Where Do Encyclicals Fit In?

An encyclical is an expression of the ordinary magisterium of the Catholic Church. The 1887 Catholic Dictionary describes an encyclical as:

encyclical (literœ encyclicœ). A circular letter. In the ecclesiastical sense, an encyclical is a letter addressed by the Pope to all the bishops in communion with him, in which he condemns prevalent errors, or informs them of impediments which persecution, or perverse legislation or administration, opposes in particular countries to the fulfilment by the Church of her divine mission, or explains the line of conduct which Christians ought to take in reference to urgent practical questions, such as education, or the relations between Church and State, or the liberty of the Apostolic See. Encyclicals are “published for the whole Church, and addressed directly to the bishops, under circumstances which are afflicting to the entire Catholic body; while briefs and bulls are determined by circumstances more particular in their nature, and have a more special destination.” [William E. Addis and Thomas Arnold, A Catholic Dictionary (New York: The Catholic Publication Society Co., 1887), 290.]

In other words, the encyclical does intend to teach the whole Church about matters of faith and morals in situations affecting the Church or the world in the time it is written—it is not an opinion piece written by a Pope that we can ignore. It is a teaching by the successor of Peter. Many of the teachings listed in Denzinger come from encyclicals, showing this is not a new claim about their authority, usurping the true teaching of the Church. Indeed, Ven. Pius XII had taught in 1950:

20. Nor must it be thought that what is expounded in Encyclical Letters does not of itself demand consent, since in writing such Letters the Popes do not exercise the supreme power of their Teaching Authority. For these matters are taught with the ordinary teaching authority, of which it is true to say: "He who heareth you, heareth me";[3] and generally what is expounded and inculcated in Encyclical Letters already for other reasons appertains to Catholic doctrine.
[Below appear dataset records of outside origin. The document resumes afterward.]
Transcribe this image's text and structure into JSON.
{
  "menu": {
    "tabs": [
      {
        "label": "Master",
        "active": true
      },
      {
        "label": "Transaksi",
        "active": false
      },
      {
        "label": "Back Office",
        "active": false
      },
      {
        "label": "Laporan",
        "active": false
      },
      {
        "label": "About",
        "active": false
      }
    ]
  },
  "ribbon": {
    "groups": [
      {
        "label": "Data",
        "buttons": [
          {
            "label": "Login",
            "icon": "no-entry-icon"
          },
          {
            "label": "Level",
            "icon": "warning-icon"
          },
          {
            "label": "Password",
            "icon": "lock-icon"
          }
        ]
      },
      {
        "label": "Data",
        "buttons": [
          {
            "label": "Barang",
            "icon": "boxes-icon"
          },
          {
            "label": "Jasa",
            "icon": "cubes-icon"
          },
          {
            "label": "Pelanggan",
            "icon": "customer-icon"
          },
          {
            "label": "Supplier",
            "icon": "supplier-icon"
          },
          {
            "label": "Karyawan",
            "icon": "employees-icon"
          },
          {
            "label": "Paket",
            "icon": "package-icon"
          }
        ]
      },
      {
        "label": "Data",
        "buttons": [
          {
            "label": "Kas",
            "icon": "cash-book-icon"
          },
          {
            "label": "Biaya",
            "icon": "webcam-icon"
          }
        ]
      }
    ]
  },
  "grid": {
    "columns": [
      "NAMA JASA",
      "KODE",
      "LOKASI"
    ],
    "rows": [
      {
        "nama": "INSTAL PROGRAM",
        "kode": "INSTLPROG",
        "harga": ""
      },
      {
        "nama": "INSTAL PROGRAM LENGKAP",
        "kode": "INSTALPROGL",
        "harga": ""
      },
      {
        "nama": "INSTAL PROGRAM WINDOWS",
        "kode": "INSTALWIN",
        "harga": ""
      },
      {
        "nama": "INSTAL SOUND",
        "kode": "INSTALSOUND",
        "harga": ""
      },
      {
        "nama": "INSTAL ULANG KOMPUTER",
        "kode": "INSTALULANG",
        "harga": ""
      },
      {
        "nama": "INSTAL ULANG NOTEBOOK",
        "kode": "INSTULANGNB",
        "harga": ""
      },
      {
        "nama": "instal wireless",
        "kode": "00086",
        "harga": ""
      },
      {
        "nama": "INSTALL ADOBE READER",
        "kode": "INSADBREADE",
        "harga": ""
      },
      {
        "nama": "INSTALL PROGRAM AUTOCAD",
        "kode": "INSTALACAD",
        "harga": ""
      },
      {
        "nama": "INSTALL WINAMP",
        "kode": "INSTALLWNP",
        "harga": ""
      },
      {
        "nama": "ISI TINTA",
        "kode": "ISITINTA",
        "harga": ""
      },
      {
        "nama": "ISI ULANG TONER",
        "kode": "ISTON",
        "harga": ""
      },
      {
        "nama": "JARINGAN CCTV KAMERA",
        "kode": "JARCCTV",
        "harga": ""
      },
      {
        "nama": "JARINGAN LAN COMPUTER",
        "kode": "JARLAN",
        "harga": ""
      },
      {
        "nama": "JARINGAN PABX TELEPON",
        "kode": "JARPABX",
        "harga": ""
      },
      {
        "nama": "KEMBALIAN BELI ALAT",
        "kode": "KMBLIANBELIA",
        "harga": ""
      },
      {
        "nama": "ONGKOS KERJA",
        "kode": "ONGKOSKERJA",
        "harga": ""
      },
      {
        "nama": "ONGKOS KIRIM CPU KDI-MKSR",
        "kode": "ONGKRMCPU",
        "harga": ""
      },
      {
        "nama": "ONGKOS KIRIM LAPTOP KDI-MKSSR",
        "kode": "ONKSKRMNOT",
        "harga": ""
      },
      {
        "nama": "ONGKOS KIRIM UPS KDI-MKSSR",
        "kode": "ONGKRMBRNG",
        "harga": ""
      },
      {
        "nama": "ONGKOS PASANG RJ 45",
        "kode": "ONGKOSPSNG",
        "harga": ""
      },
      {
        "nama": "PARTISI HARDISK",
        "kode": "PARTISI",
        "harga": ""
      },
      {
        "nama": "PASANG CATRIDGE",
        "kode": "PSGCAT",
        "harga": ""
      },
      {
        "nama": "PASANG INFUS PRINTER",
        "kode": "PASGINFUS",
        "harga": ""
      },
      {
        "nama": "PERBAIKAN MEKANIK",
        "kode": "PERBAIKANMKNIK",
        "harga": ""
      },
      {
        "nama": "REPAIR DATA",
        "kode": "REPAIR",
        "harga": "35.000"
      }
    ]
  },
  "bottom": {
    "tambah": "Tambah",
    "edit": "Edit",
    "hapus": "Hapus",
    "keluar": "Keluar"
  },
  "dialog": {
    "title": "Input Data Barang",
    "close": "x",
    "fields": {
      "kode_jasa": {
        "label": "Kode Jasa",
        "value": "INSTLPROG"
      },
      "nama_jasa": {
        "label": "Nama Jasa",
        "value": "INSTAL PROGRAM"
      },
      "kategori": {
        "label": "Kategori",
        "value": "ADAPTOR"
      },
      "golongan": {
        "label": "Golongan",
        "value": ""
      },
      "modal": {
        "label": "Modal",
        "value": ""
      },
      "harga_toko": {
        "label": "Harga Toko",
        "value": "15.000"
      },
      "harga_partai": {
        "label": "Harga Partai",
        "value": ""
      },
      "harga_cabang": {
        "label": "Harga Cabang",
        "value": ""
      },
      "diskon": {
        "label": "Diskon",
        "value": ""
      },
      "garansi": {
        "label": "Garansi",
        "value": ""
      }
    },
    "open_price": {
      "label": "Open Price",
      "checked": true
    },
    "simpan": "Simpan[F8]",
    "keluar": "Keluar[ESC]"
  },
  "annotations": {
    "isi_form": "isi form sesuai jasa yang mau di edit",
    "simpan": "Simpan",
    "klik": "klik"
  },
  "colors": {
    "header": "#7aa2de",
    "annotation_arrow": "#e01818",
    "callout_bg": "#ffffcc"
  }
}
But if the Supreme Pontiffs in their official documents purposely pass judgment on a matter up to that time under dispute, it is obvious that that matter, according to the mind and will of the Pontiffs, cannot be any longer considered a question open to discussion among theologians. [Humani Generis]

So, we cannot exclude an encyclical from what we are called to obey—the very nature of an encyclical shows that the Pope intends to pass judgment on a matter, and obedience to these teachings are not optional.
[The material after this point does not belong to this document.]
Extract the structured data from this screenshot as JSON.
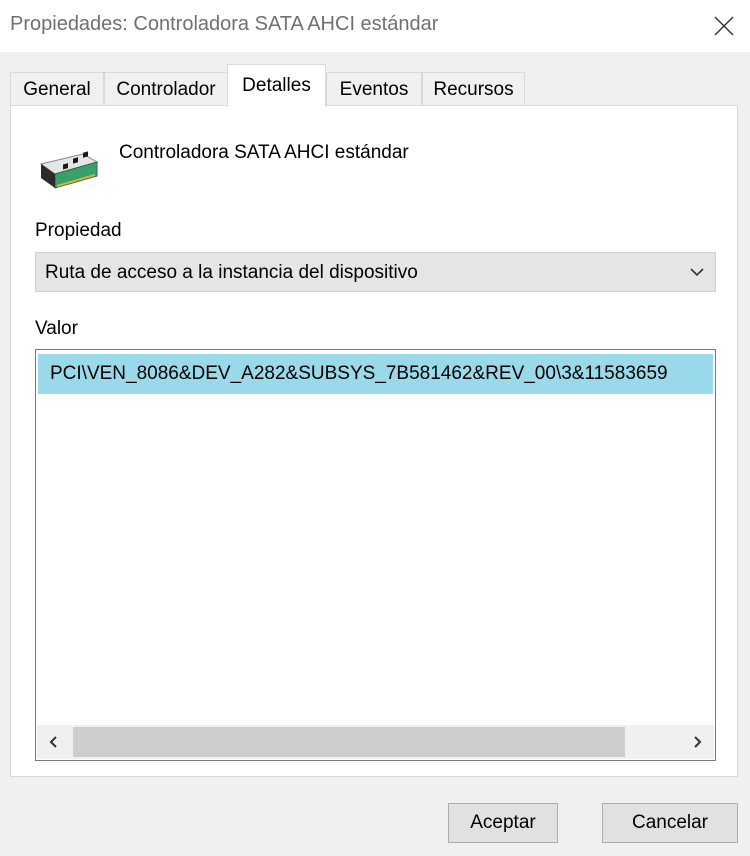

Moreover, Vatican II (Lumen Gentium #25) tells us...

In matters of faith and morals, the bishops speak in the name of Christ and the faithful are to accept their teaching and adhere to it with a religious assent. This religious submission of mind and will must be shown in a special way to the authentic magisterium of the Roman Pontiff, even when he is not speaking ex cathedra; that is, it must be shown in such a way that his supreme magisterium is acknowledged with reverence, the judgments made by him are sincerely adhered to, according to his manifest mind and will. His mind and will in the matter may be known either from the character of the documents, from his frequent repetition of the same doctrine, or from his manner of speaking.
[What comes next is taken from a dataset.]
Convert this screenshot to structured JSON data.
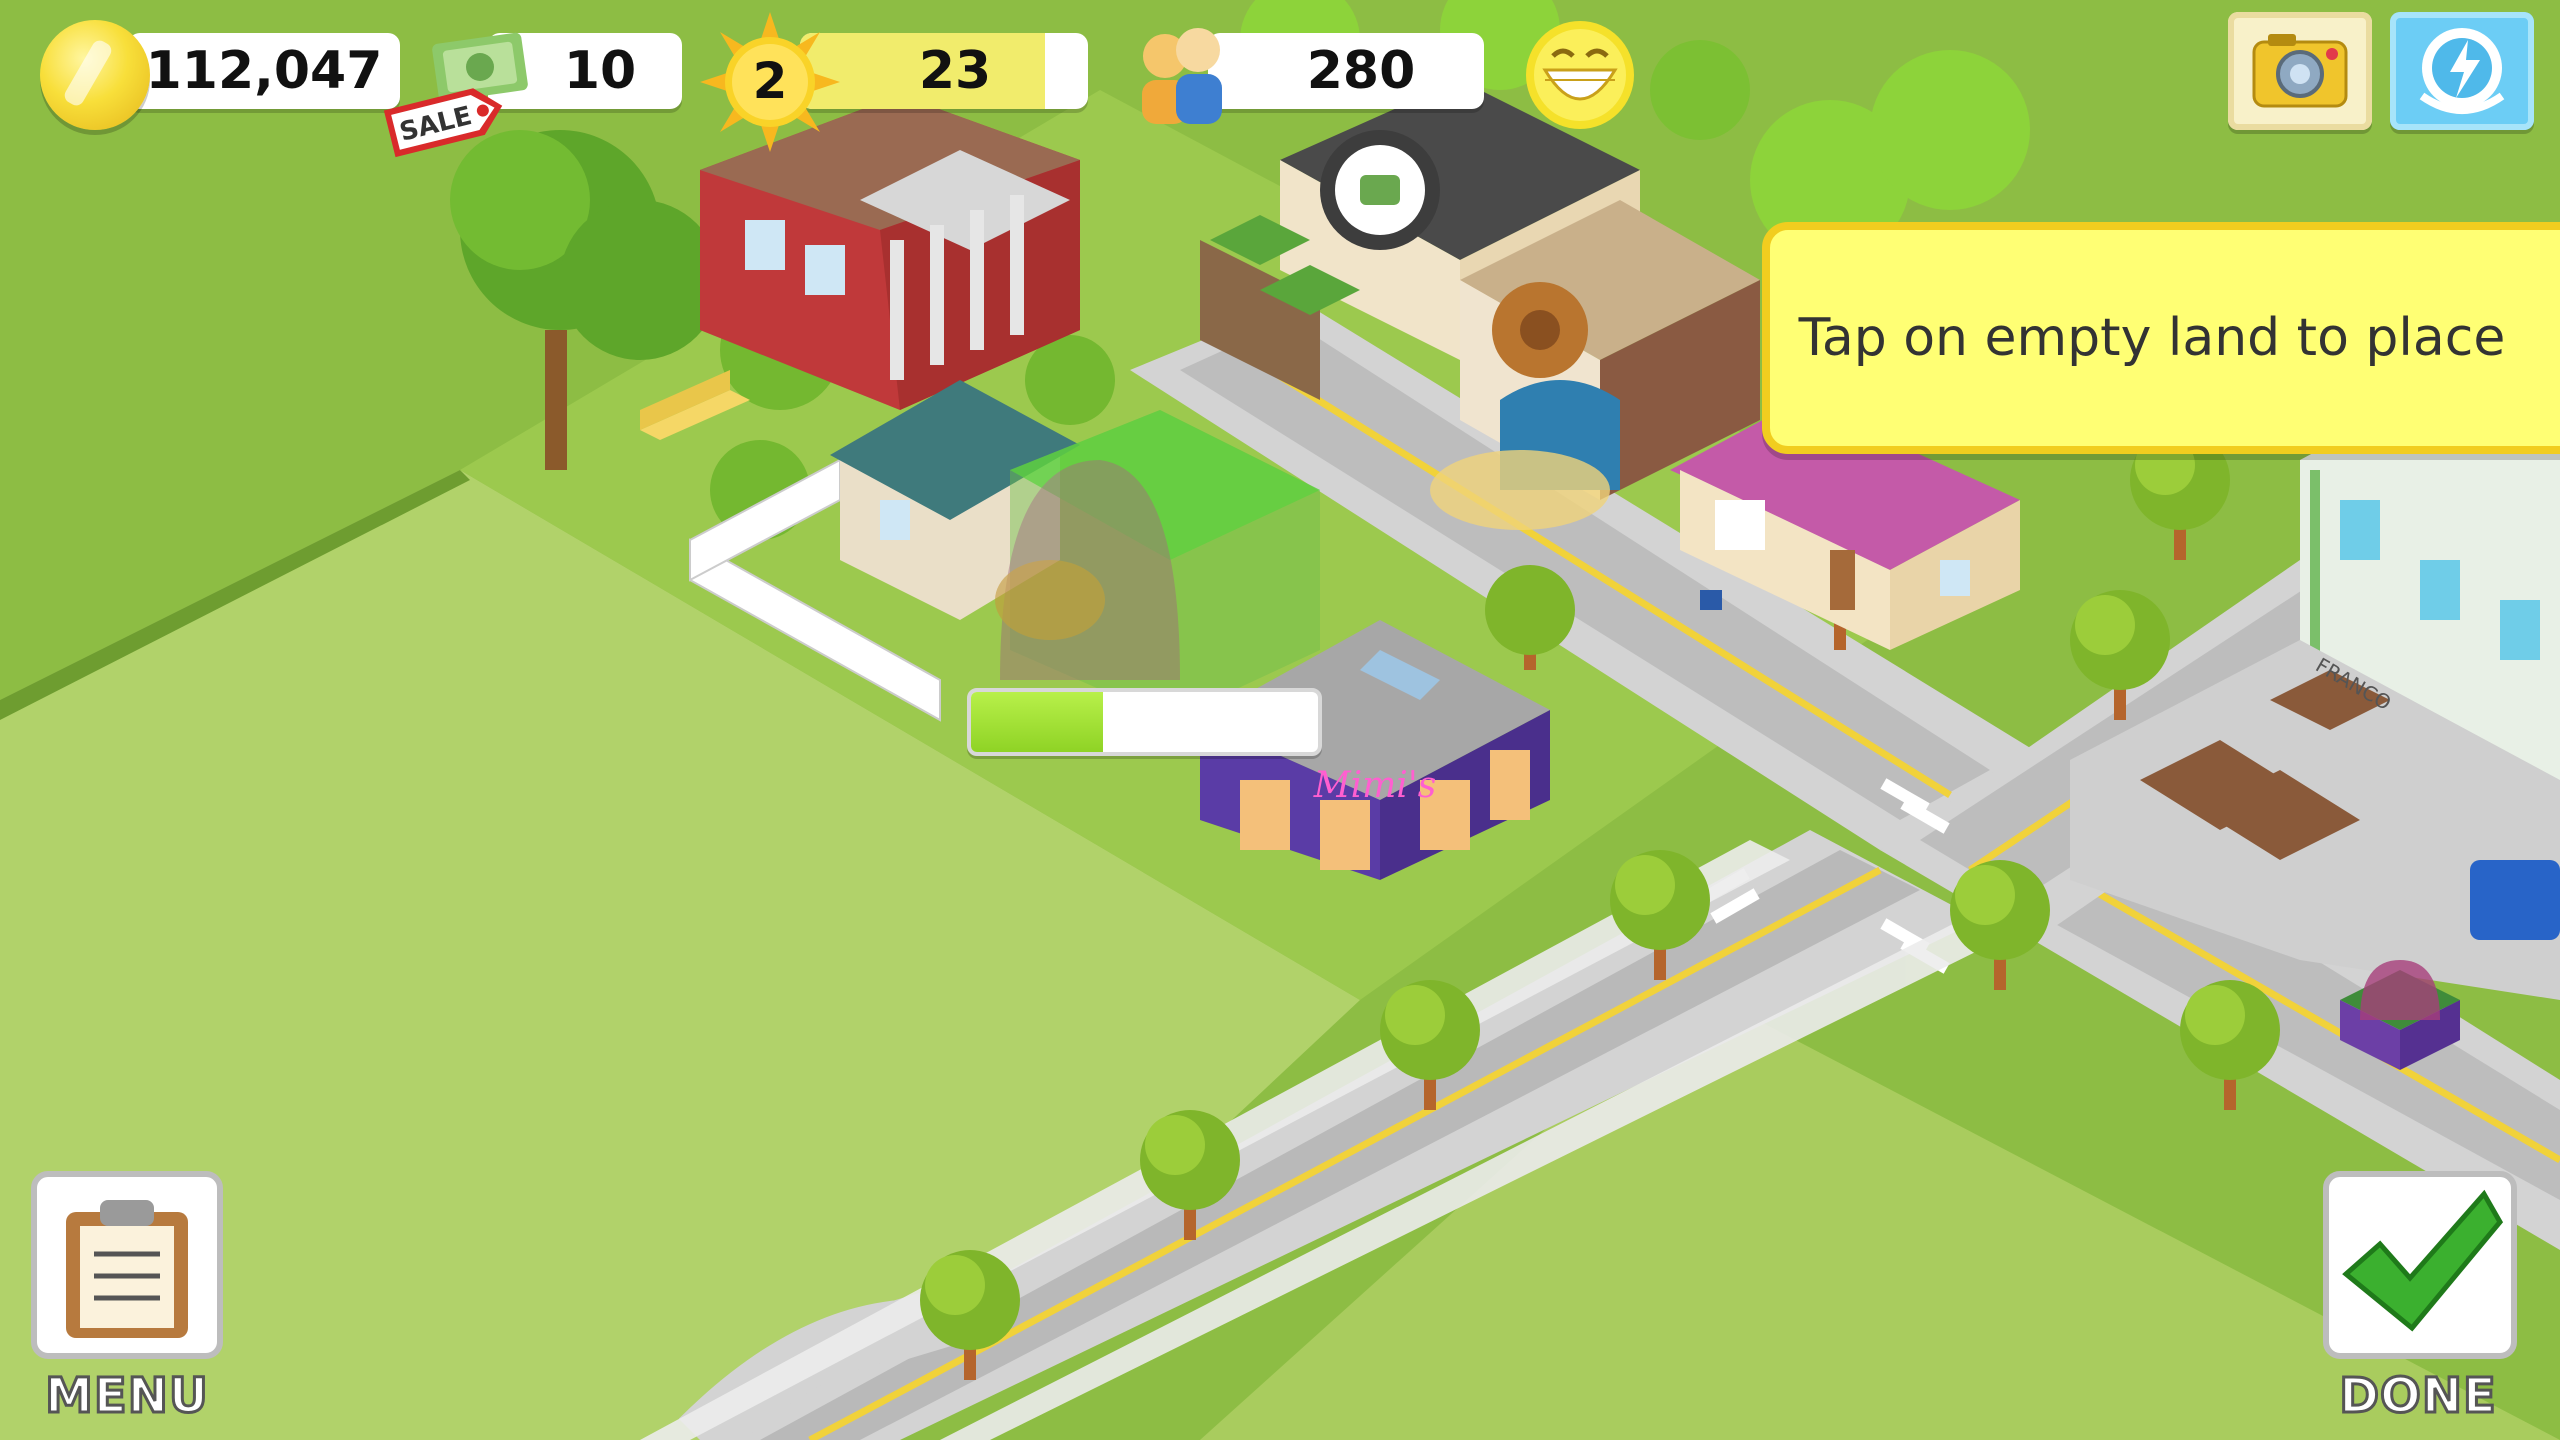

…so we can see that the type of document or the frequent reputation of the teaching shows that a Pope is making his will known as head of the Church.

Denying Ordinary Magisterium Can Bind Is Cafeteria Catholicism

So, given that the ordinary magisterium of the Church binds, and given that an encyclical is a way of expressing the ordinary magisterium of the Church, it logically follows that the moral teaching of an encyclical requires assent. But if one chooses to refuse assent, he or she is guilty of dissent, refusing to do what is required as a member of the faithful. So let’s stop with the illusion that one can ignore the teaching of an encyclical as being not binding. It is quite clear that it is binding, and if one is not faithful in small things (Luke 16:10), he or she will not be faithful in larger matters.